On appelle les trois premiers les inhibiteurs de l’acétylcholinestérase. « Ceux-ci sont des traitements exclusivement symptomatiques, qui n’empêchent pas la maladie de progresser, précise notre interlocuteur. Leur but est de combler le manque de certains neurotransmetteurs qui sont détruits par la maladie« . La Mémantine, elle protège ces récepteurs contre l’excitotoxicité qui se manifeste dans la maladie d’Alzheimer. « Il existe aussi des thérapies non médicamenteuses (ou médico psycho sociale) : il y a l’ergothérapie, qui consiste à organiser les gestes du quotidien en tenant compte des difficultés gestuelles, l’orthophonie pour pallier aux problèmes langagiers, la kinésithérapie quand il y a des problèmes moteurs…« . Il existe aussi des ateliers mémoires, de musique ou d’activité physique pour les personnes atteintes d’Alzheimer. Selon le neurologue, « tout cela permet d’augmenter la qualité de vie des patients et d’éviter les médicaments psychotropes ».

Quelle espérance de vie avec la maladie d’Alzheimer ?

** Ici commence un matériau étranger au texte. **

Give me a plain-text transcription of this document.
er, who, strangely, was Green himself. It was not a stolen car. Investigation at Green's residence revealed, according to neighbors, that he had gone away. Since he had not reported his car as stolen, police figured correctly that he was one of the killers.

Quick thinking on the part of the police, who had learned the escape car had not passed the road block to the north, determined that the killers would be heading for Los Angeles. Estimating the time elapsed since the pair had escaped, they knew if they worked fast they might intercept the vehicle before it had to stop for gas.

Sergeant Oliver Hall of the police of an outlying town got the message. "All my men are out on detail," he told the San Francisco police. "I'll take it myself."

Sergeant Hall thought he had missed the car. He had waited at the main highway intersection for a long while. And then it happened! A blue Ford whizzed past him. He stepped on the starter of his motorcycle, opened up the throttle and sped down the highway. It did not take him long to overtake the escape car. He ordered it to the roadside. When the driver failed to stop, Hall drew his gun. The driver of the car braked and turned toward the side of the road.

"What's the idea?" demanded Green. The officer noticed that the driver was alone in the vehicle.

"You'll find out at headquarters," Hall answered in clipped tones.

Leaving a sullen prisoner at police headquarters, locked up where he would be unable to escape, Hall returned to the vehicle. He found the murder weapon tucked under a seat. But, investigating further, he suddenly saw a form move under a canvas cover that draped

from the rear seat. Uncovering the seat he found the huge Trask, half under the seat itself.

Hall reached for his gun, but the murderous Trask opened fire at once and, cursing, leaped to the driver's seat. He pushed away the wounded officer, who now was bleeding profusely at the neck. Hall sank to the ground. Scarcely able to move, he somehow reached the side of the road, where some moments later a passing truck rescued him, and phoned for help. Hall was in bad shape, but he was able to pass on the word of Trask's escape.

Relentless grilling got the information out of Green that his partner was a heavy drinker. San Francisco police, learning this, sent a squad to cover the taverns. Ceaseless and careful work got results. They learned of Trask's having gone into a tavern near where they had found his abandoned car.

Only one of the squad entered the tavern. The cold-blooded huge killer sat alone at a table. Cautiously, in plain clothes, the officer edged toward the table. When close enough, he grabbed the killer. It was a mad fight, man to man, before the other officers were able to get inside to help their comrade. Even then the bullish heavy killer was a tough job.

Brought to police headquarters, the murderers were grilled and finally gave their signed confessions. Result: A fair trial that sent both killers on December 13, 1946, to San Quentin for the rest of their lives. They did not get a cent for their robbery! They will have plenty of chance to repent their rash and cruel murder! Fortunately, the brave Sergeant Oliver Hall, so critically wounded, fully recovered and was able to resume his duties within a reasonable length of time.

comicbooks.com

Il n’existe pas beaucoup d’études épidémiologiques sur la forme précoce de la maladie d’Alzheimer : comme elle ne concerne que 3% des patients et 1% pour les très jeunes, il est difficile d’en trouver pour y participer. « Chez les personnes de tous âges, on estime que l’espérance de vie diminue en moyenne de 50% au début de la maladie« , explique le médecin. « Cela est dû au fait qu’Alzheimer favorise l’apparition d’autres complications, ou encore d’autres maladies chroniques« . L’espérance de vie des patients à la forme précoce d’Alzheimer sera donc plus courte, puisque la maladie est arrivée avant. « On sait aussi qu’elle évolue beaucoup plus rapidement de manière négative chez les patients plus jeunes : ils déclinent plus vite sur le plan cognitif« , conclut le neurologue.

Merci à Olivier Rouaud, neurologue, adjoint à la direction du Centre Leenaards de la mémoire.